SAÚDE
Médicos buscam novas formas de atuação fora do consultório

Pesquisa mostra que 18% dos profissionais da saúde já atuam em outras áreas além da clínica
Durante décadas, o caminho da carreira médica seguiu um roteiro quase inalterado: vestibular concorrido, faculdade integral, residência, plantões e consultório próprio. Mas esse modelo começa a ser questionado por uma nova geração de profissionais que, mesmo formados, não se sentem plenamente realizados no exercício da medicina tradicional.
No lugar da previsibilidade, surgem trajetórias que combinam saúde com tecnologia, gestão, empreendedorismo e educação financeira. E, cada vez mais, o “médico fora do consultório” deixa de ser exceção.
Jonathan Sarraf, 32 anos, é um desses nomes que fazem parte dessa transição.

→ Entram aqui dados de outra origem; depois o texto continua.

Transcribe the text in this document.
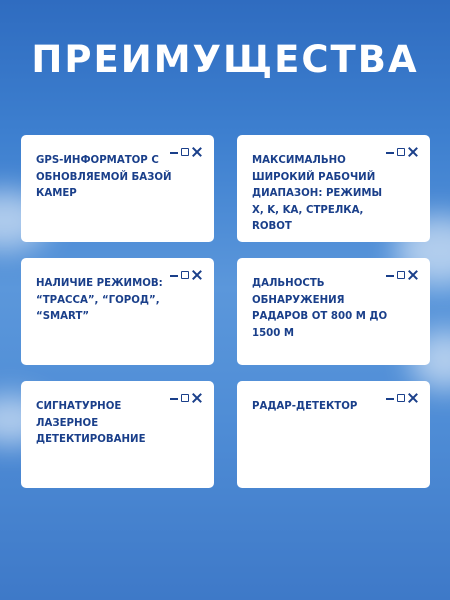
ПРЕИМУЩЕСТВА
GPS-ИНФОРМАТОР С ОБНОВЛЯЕМОЙ БАЗОЙ КАМЕР
МАКСИМАЛЬНО ШИРОКИЙ РАБОЧИЙ ДИАПАЗОН: РЕЖИМЫ X, K, KA, СТРЕЛКА, ROBOT
НАЛИЧИЕ РЕЖИМОВ: “ТРАССА”, “ГОРОД”, “SMART”
ДАЛЬНОСТЬ ОБНАРУЖЕНИЯ РАДАРОВ ОТ 800 М ДО 1500 М
СИГНАТУРНОЕ ЛАЗЕРНОЕ ДЕТЕКТИРОВАНИЕ
РАДАР-ДЕТЕКТОР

Formado em Medicina, deixou os plantões há quatro anos. “Demorei para admitir que a rotina que eu tinha já não fazia mais sentido. Mas o incômodo foi crescendo, até que eu percebi que era possível cuidar das pessoas por outros caminhos”, afirma.
Hoje, ele se dedica à gestão de negócios voltados para médicos. Uma atuação que nasceu da escuta das dores e desafios que outros colegas enfrentavam no dia a dia. “Muitos médicos estavam sobrecarregados com tarefas administrativas, com finanças mal organizadas, sem tempo para descansar ou investir no próprio crescimento. E, ao mesmo tempo, estavam criando conteúdo, fazendo pós-graduações, empreendendo, se posicionando nas redes. Ou seja, continuavam médicos, mas também buscavam se expandir como profissionais e como pessoas. Foi aí que percebi que eu podia contribuir com isso também”, explica.

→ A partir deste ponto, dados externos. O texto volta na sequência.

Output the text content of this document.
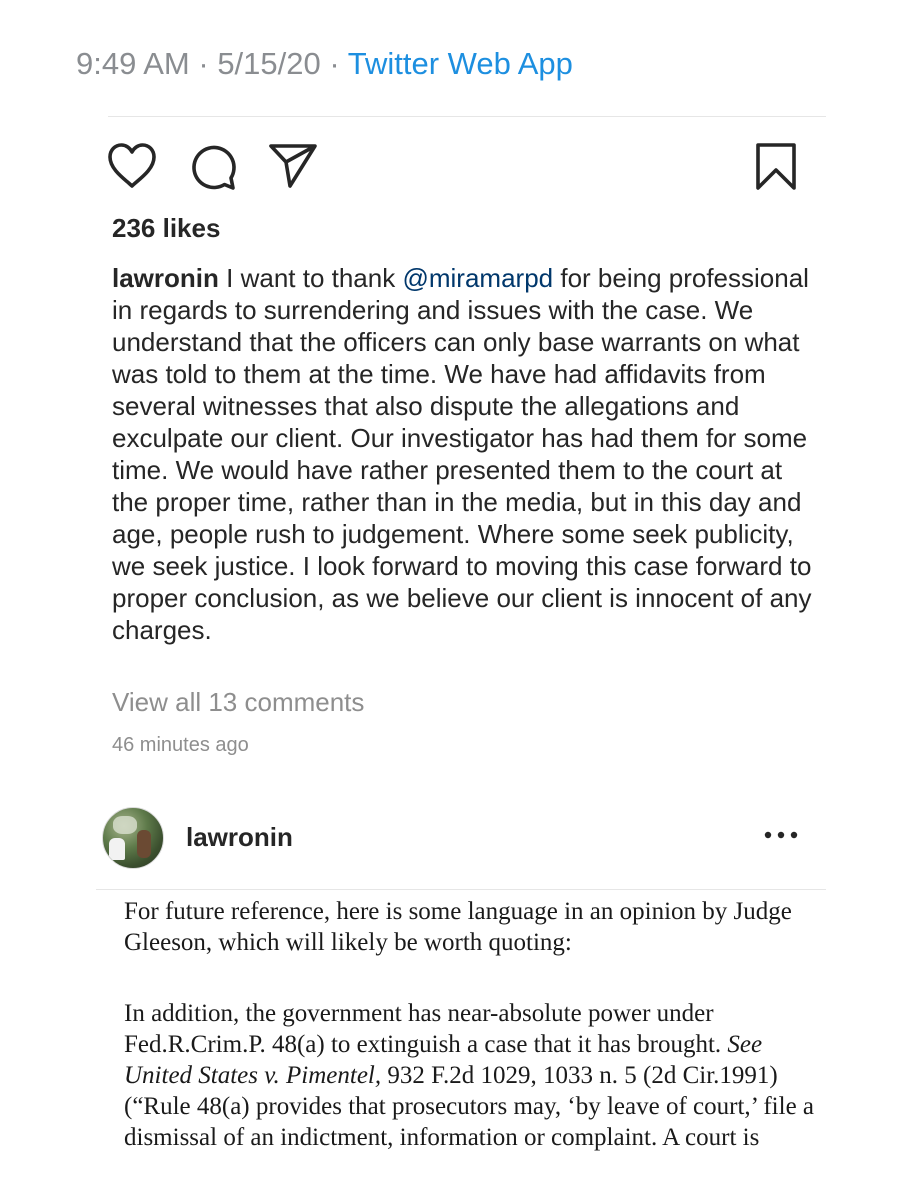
9:49 AM · 5/15/20 · Twitter Web App
236 likes
lawronin I want to thank @miramarpd for being professional in regards to surrendering and issues with the case. We understand that the officers can only base warrants on what was told to them at the time. We have had affidavits from several witnesses that also dispute the allegations and exculpate our client. Our investigator has had them for some time. We would have rather presented them to the court at the proper time, rather than in the media, but in this day and age, people rush to judgement. Where some seek publicity, we seek justice. I look forward to moving this case forward to proper conclusion, as we believe our client is innocent of any charges.
View all 13 comments
46 minutes ago
lawronin

For future reference, here is some language in an opinion by Judge Gleeson, which will likely be worth quoting:

In addition, the government has near-absolute power under Fed.R.Crim.P. 48(a) to extinguish a case that it has brought. See United States v. Pimentel, 932 F.2d 1029, 1033 n. 5 (2d Cir.1991) (“Rule 48(a) provides that prosecutors may, ‘by leave of court,’ file a dismissal of an indictment, information or complaint. A court is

Embora a decisão de abandonar o jaleco ainda gere estranhamento em alguns círculos, o movimento é crescente. Segundo a pesquisa Demografia Médica no Brasil 2023, realizada pela Associação Médica Brasileira (AMB) em parceria com a Faculdade de Medicina da USP, 18% dos médicos atuam em mais de uma ocupação além da clínica, incluindo ensino, gestão, tecnologia e empreendedorismo.

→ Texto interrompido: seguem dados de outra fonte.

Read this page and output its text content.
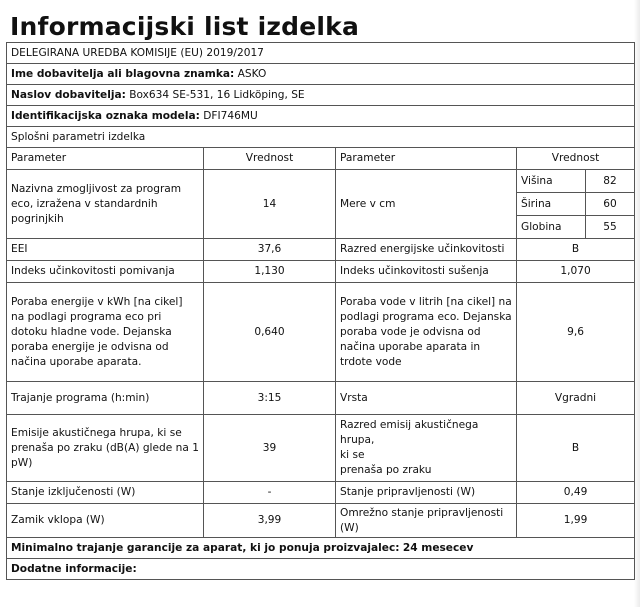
Informacijski list izdelka
DELEGIRANA UREDBA KOMISIJE (EU) 2019/2017				
Ime dobavitelja ali blagovna znamka: ASKO				
Naslov dobavitelja: Box634 SE-531, 16 Lidköping, SE				
Identifikacijska oznaka modela: DFI746MU				
Splošni parametri izdelka				
Parameter	Vrednost	Parameter	Vrednost	
Nazivna zmogljivost za program eco, izražena v standardnih pogrinjkih	14	Mere v cm	Višina	82
			Širina	60
			Globina	55
EEI	37,6	Razred energijske učinkovitosti	B	
Indeks učinkovitosti pomivanja	1,130	Indeks učinkovitosti sušenja	1,070	
Poraba energije v kWh [na cikel] na podlagi programa eco pri dotoku hladne vode. Dejanska poraba energije je odvisna od načina uporabe aparata.	0,640	Poraba vode v litrih [na cikel] na podlagi programa eco. Dejanska poraba vode je odvisna od načina uporabe aparata in trdote vode	9,6	
Trajanje programa (h:min)	3:15	Vrsta	Vgradni	
Emisije akustičnega hrupa, ki se prenaša po zraku (dB(A) glede na 1 pW)	39	Razred emisij akustičnega hrupa,
ki se
prenaša po zraku	B	
Stanje izključenosti (W)	-	Stanje pripravljenosti (W)	0,49	
Zamik vklopa (W)	3,99	Omrežno stanje pripravljenosti (W)	1,99	
Minimalno trajanje garancije za aparat, ki jo ponuja proizvajalec: 24 mesecev				
Dodatne informacije:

O número tende a crescer com a chegada de profissionais mais jovens ao mercado, que já entram na profissão com novos valores e expectativas em relação à carreira e à vida pessoal.
Para Sarraf, o modelo tradicional está em transformação: “O médico de hoje quer trabalhar, mas também quer tempo, liberdade e coerência com os próprios valores. E nem sempre isso cabe no sistema como ele está posto. E isso não significa rejeitar a medicina, muito pelo contrário. É entender que ela pode ser vivida de formas diferentes, mais alinhadas com quem se é”, diz ele, ressaltando que participa de grupos de liderança, empreende no setor e compartilha sua experiência em podcasts e palestras.
A medicina, ele acredita, está longe de perder valor. “Ela continua sendo uma das profissões mais nobres e necessárias que existem. Mas não precisa ser vivida como um fardo. É possível honrar a formação e, ainda assim, traçar um caminho único. Hoje, eu continuo ajudando médicos. Só troquei o lugar de onde faço isso.”